Un análisis de Drago Canarias concluye que los trenes de Tenerife encadenarán décadas de prórrogas y sobrecostes
Una obra relativamente más modesta, como el Anillo Insular, continúa inacabada tras 19 años y más de 840 millones de euros invertidos
El análisis concluye que los trenes del norte y del sur constituyen “proyectos faraónicos, con costes multimillonarios, complejidad técnica extrema, plazos de ejecución de décadas y riesgos elevados”
Carmen Peña, portavoz de Drago Tenerife: “Se prioriza cubrir las zonas turísticas mientras que los atascos diarios en las principales vías de la Isla y que afectan a toda la ciudadanía persistirán y empeorarán notablemente”

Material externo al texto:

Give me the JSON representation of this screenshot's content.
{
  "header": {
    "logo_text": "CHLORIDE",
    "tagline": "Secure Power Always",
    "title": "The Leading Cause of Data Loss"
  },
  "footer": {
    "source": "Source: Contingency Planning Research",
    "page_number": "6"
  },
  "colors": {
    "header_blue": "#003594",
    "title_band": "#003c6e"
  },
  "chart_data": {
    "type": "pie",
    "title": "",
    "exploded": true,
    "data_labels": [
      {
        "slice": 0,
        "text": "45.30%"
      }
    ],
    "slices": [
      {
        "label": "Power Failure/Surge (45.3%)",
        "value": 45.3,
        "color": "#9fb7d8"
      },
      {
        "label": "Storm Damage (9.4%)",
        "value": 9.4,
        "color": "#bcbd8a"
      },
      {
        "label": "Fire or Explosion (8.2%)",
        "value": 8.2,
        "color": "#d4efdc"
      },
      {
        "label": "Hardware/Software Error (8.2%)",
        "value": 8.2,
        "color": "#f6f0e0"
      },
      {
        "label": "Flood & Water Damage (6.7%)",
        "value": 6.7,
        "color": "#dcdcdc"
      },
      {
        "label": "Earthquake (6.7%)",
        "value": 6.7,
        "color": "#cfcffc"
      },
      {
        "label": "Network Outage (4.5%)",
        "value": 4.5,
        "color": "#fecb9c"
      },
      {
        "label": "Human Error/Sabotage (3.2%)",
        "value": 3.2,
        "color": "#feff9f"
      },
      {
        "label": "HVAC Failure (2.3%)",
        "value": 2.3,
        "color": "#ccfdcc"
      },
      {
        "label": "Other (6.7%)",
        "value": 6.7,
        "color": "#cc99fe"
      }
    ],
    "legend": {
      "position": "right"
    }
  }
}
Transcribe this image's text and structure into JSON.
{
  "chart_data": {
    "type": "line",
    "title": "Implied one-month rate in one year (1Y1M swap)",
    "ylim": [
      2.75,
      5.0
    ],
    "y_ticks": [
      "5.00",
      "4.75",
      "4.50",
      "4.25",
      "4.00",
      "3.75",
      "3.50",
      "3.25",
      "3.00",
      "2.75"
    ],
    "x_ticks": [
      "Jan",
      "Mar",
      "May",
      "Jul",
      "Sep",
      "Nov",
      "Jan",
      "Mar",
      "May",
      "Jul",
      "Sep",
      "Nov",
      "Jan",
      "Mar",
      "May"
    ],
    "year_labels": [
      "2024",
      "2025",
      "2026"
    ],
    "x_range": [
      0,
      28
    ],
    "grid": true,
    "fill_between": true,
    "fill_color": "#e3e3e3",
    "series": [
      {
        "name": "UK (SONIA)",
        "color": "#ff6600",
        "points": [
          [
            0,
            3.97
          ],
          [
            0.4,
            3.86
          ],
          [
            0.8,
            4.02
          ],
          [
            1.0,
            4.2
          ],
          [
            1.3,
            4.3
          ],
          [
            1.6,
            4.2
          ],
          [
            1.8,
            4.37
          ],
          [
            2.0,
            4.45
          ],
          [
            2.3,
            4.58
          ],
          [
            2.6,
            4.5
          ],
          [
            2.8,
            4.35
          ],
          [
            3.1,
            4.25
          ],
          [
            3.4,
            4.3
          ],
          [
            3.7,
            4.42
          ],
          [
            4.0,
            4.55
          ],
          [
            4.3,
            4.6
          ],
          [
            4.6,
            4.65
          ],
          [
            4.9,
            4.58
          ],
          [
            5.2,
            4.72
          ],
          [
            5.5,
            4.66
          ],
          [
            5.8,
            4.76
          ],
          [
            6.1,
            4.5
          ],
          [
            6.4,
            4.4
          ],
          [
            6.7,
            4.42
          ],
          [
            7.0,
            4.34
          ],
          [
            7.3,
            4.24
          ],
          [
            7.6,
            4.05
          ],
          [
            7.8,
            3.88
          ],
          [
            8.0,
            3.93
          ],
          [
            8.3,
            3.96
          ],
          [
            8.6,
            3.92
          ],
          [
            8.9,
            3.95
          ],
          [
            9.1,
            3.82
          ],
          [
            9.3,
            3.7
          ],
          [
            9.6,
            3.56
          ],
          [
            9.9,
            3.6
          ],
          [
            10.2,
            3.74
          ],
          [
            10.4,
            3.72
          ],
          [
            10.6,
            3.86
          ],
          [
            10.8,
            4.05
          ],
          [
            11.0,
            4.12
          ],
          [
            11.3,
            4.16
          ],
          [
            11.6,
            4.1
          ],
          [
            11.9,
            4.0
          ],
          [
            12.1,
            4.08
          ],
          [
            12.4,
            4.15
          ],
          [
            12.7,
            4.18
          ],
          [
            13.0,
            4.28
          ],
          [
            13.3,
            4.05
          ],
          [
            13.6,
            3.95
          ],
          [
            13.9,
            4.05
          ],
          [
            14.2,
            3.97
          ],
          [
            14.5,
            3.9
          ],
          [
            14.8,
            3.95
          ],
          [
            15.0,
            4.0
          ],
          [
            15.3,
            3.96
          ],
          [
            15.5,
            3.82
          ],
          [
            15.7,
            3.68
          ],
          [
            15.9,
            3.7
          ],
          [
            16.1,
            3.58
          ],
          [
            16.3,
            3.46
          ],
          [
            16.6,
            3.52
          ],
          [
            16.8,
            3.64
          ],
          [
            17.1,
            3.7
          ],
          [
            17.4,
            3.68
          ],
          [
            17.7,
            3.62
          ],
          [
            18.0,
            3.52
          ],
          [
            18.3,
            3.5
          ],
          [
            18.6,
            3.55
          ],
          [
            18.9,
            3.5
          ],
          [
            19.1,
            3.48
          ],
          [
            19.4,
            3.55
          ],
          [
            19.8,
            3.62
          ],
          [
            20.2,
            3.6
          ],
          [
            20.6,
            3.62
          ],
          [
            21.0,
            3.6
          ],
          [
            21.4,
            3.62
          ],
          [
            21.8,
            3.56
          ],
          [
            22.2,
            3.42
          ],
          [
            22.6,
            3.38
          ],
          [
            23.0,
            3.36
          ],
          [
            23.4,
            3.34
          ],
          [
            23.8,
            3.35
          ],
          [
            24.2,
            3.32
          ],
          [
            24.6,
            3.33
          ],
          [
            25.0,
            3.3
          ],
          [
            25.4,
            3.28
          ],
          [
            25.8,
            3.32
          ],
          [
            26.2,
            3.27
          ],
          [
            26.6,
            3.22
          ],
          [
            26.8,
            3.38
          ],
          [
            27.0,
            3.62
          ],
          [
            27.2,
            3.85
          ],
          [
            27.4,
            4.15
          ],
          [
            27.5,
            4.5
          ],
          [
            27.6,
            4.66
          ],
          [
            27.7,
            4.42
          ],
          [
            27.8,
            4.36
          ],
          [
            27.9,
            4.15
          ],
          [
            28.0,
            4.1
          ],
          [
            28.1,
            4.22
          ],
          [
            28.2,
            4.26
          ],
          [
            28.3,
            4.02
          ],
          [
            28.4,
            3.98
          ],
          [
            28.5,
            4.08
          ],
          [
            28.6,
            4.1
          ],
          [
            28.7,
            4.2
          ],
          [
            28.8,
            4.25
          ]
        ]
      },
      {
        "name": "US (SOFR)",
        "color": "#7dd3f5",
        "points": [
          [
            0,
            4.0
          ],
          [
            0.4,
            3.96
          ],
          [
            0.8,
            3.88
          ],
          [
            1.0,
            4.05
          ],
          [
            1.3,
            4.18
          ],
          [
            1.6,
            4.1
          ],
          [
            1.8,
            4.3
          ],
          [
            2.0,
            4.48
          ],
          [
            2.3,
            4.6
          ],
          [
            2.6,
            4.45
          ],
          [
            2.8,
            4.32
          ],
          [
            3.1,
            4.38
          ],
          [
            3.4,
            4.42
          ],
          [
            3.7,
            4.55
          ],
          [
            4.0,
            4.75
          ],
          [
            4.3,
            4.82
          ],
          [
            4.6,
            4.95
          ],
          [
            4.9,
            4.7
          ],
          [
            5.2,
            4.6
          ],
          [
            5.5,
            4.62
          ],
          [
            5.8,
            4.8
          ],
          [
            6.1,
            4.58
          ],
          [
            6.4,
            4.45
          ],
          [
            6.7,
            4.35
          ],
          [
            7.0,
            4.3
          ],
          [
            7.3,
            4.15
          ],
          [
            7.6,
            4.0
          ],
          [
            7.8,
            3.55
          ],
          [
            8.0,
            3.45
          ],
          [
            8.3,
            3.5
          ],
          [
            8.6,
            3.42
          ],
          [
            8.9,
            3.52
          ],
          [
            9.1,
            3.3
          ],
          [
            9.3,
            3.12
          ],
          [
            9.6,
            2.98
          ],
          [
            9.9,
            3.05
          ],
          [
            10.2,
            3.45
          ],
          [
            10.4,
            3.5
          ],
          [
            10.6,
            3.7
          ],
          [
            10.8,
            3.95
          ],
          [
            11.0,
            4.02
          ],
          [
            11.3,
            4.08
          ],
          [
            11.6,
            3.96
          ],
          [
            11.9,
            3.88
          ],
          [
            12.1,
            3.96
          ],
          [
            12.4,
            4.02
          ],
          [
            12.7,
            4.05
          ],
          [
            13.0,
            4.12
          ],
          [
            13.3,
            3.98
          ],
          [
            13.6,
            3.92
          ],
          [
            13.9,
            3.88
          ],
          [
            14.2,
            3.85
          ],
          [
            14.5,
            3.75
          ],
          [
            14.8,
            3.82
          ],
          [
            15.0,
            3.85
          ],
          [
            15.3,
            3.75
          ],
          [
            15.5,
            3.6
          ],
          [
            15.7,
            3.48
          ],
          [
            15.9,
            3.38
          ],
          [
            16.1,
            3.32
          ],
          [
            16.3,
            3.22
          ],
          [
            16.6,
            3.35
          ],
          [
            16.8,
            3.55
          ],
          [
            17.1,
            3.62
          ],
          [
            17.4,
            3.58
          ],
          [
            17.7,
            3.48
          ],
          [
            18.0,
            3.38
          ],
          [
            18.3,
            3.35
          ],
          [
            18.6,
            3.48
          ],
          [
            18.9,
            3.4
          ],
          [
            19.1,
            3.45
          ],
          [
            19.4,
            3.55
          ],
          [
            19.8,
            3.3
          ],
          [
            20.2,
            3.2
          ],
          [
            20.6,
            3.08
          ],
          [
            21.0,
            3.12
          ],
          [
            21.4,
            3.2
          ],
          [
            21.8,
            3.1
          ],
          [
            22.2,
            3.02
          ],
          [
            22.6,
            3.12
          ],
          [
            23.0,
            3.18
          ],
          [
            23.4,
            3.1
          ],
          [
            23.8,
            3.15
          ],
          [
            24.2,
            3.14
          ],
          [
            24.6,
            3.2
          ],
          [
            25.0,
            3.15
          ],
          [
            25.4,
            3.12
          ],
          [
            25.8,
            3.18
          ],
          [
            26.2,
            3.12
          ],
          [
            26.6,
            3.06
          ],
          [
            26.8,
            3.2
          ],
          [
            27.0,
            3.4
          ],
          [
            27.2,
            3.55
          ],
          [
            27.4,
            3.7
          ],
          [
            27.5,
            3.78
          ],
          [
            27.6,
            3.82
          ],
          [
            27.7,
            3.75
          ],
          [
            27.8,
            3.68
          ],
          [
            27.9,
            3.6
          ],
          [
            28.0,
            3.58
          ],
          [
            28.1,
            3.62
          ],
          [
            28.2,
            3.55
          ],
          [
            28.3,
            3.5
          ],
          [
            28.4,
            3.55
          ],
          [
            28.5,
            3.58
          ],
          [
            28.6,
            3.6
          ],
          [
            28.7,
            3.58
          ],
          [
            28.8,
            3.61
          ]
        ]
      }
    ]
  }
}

Un análisis comparativo de Drago Canarias sobre las distintas obras en materia de movilidad que han tenido y tienen lugar en Tenerife concluye que la puesta en marcha de un proyecto ferroviario encadenará décadas de sobrecostes y prórrogas sin que se llegara a solucionar el problema de movilidad de la Isla.
En concreto, en el documento se afirma, entre otras cuestiones, que los trenes del norte y del sur constituyen “proyectos faraónicos, con costes multimillonarios, complejidad técnica extrema, plazos de ejecución de décadas y riesgos elevados, mientras que la Isla ya tiene experiencia de inversiones anteriores que no han resuelto el problema de movilidad pese a años de obras y sobrecostes”.
El análisis profundiza en obras como el Anillo Insular, cuyo primer tramo —entre Icod y Santiago del Teide— fue aprobado el 9 de abril de 2007. A día de hoy, el cierre del Anillo —tramo entre El Tanque y Santiago del Teide— no se ha producido, por lo que la obra continúa inacabada tras 19 años. En total, acumula un coste aproximado superior a los 840 millones de euros.
Otra de las infraestructuras de relevancia de la Isla es la pasarela de la rotonda de Padre Anchieta, que fue presentada públicamente en 2018, aunque los trabajos comenzaron a finales de 2021. La conclusión de la obra estaba prevista para finales de 2022, sin embargo, a fecha de 2026, después de cuatro años y ocho retrasos continúa sin una fecha fiable de finalización. Además, se han producido modificaciones presupuestarias por valor de 3.681.427 euros.
Por su parte, el primer tramo del Tren del Sur —uno de los dos proyectos ferroviarios de Tenerife— está previsto que entre en funcionamiento en 2031 y costaría entre 800 y 950 millones de euros, mientras que la obra completa se estima para 2040 y asciende a un total de 2500 millones de euros, aproximadamente. No se está teniendo en cuenta ni la depredación del territorio, ni la urgencia de una solución a corto plazo, ni cómo empeorará la situación en estas décadas.
En este sentido, el análisis elaborado por Drago Canarias compara el proyecto de la pasarela de Padre Anchieta con los proyectos ferroviarios, y señala que “una obra relativamente simple, como la construcción de una pasarela peatonal en Anchieta, está tardado años en completarse debido a trámites, problemas técnicos y sobrecostes” y hace hincapié en que, “si proyectos modestos requieren tanto tiempo, resulta razonable cuestionar la lógica de apostar por un tren faraónico que implica decenas de kilómetros túneles, viaductos, estaciones y sistemas complejos de señalización y electrificación”.
Sobre los resultados de este análisis se pronunció la portavoz de Drago Tenerife, Carmen Peña, quien señaló que “los tinerfeños vivimos atascados ahora y nos están dando soluciones, en el mejor de los casos, para 20 años”, a lo que añadió que “los trenes eran la última recomendación realizada por los expertos y, sin embargo, es por la que se ha optado” y especificó que “por si fuera poco, se prioriza cubrir las zonas turísticas mientras que los atascos diarios en las principales vías de la Isla y que afectan a toda la ciudadanía persistirán y empeorarán notablemente”.
Qué alternativas plantea el análisis
El análisis elaborado por Drago Canarias propone alternativas más realistas y escalables, como reforzar la red de guaguas, apostar por carriles guagua-VAO o, en general, por sistemas de transportes flexibles.
Este tipo de soluciones permitirían ofrecer mejoras inmediatas en movilidad con menor riesgo financiero, ambiental y social, así como adaptar la inversión a la demanda social real y aprender sobre patrones de movilidad antes de comprometer miles de millones.
Por otro lado, mientras no se controle la presión demográfica y el crecimiento turístico y poblacional siga avanzando a un ritmo elevado, Canarias vivirá en un constante estado de saturación; independientemente de las infraestructuras que se construyan.